Born into a rural Georgia sharecropping family in 1914, Eugene Moss taught himself to play the harp, and as a teenager he could be found playing on the streets of Atlanta with guitarist Curley Weaver.
The pair teamed up with ‘Barbecue Bob’ Hicks and his brother Charley Lincoln, among others, in a loose collective known as The Georgia Cotton Pickers, who recorded some tracks for Columbia in an Atlanta hotel room in 1930. When ‘Barbecue Bob’ died in 1931, Blind Willie McTell took his place, and as they developed a tight sound together, Buddy and Curley were on all Blind Willie’s recordings over the next few years. Joining Willie for some recordings in New York in 1933, Buddy recorded some tracks of his own that sold relatively well. He also began playing with Curley in The Georgia Browns, with guitarist Fred McMullen and singer Ruth Willis.
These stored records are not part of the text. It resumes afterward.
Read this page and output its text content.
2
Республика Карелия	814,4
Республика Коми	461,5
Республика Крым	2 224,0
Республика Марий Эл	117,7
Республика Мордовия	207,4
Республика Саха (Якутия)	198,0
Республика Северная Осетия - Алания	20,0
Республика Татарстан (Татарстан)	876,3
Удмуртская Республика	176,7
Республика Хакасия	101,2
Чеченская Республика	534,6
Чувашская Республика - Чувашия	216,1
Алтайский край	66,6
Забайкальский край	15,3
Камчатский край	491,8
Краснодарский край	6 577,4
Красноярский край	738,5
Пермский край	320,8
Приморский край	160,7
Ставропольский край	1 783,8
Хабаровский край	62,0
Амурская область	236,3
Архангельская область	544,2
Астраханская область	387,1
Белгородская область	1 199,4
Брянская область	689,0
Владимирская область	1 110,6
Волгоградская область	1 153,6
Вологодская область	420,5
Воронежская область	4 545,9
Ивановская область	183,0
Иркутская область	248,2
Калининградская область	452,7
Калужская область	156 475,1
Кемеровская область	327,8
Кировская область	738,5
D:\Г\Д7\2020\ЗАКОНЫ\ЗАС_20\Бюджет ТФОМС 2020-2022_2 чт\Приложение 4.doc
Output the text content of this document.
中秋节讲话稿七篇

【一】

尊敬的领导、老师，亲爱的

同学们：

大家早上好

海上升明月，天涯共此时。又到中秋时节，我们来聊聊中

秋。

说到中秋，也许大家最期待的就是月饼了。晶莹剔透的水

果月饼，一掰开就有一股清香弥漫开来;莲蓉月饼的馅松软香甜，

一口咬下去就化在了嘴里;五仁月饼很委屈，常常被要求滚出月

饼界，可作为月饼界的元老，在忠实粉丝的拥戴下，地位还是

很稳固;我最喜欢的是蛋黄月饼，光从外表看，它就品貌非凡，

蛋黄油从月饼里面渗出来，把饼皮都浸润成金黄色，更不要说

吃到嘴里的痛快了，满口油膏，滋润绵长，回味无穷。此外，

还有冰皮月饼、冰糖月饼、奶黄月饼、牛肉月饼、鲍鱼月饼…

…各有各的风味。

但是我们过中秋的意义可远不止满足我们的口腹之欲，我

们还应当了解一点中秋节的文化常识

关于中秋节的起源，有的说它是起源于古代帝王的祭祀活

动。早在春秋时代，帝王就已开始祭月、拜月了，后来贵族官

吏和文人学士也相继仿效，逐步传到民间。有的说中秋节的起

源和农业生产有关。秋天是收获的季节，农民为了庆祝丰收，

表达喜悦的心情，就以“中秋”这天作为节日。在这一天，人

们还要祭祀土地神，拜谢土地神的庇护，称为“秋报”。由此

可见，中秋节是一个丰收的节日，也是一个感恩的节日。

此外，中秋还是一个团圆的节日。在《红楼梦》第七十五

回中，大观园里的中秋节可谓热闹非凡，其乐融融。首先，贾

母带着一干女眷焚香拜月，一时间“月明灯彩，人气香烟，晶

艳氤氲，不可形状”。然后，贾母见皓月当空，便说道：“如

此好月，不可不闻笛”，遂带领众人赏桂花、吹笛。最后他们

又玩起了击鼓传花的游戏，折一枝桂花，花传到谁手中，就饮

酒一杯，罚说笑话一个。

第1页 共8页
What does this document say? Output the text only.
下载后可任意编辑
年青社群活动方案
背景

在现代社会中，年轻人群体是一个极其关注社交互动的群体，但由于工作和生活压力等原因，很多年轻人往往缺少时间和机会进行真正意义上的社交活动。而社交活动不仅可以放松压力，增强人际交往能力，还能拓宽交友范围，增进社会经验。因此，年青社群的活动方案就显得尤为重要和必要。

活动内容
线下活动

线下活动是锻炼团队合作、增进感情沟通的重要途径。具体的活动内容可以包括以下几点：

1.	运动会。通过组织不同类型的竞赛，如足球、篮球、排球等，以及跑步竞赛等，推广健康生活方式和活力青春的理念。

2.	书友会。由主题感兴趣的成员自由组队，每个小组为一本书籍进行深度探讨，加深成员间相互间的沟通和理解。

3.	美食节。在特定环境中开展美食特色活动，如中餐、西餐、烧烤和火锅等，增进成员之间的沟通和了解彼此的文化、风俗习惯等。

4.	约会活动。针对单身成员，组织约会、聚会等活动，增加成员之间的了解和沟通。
Buddy and the Georgia Cotton Pickers;
Buddy decided to learn guitar and soon found he had a talent for it: his playing was was so stylish he was talked of as a successor to Blind Blake. There were further recordings as a solo artist and with Curley and Blind Willie, and Buddy also cut 15 tracks with the young Josh White in his ‘Singing Christian’ phase. Just as his career was taking off, Buddy was convicted of murdering his wife and given a long jail sentence. When Blind Boy Fuller died in 1941, his manager JB Long, having lost his biggest act, petitioned to get Buddy out. After some bribes and guarantees were given JB was successful, so Buddy went straight to New York to record some solo tracks and, in October 1941, he cut two sessions with Sonny Terry and Brownie McGhee. A combination of WWII, and the ‘Petrillo ban‘ meant that Buddy did not record again, so he went South to play in bars and on street corners, eventually dropping out of the music scene for the next twenty years.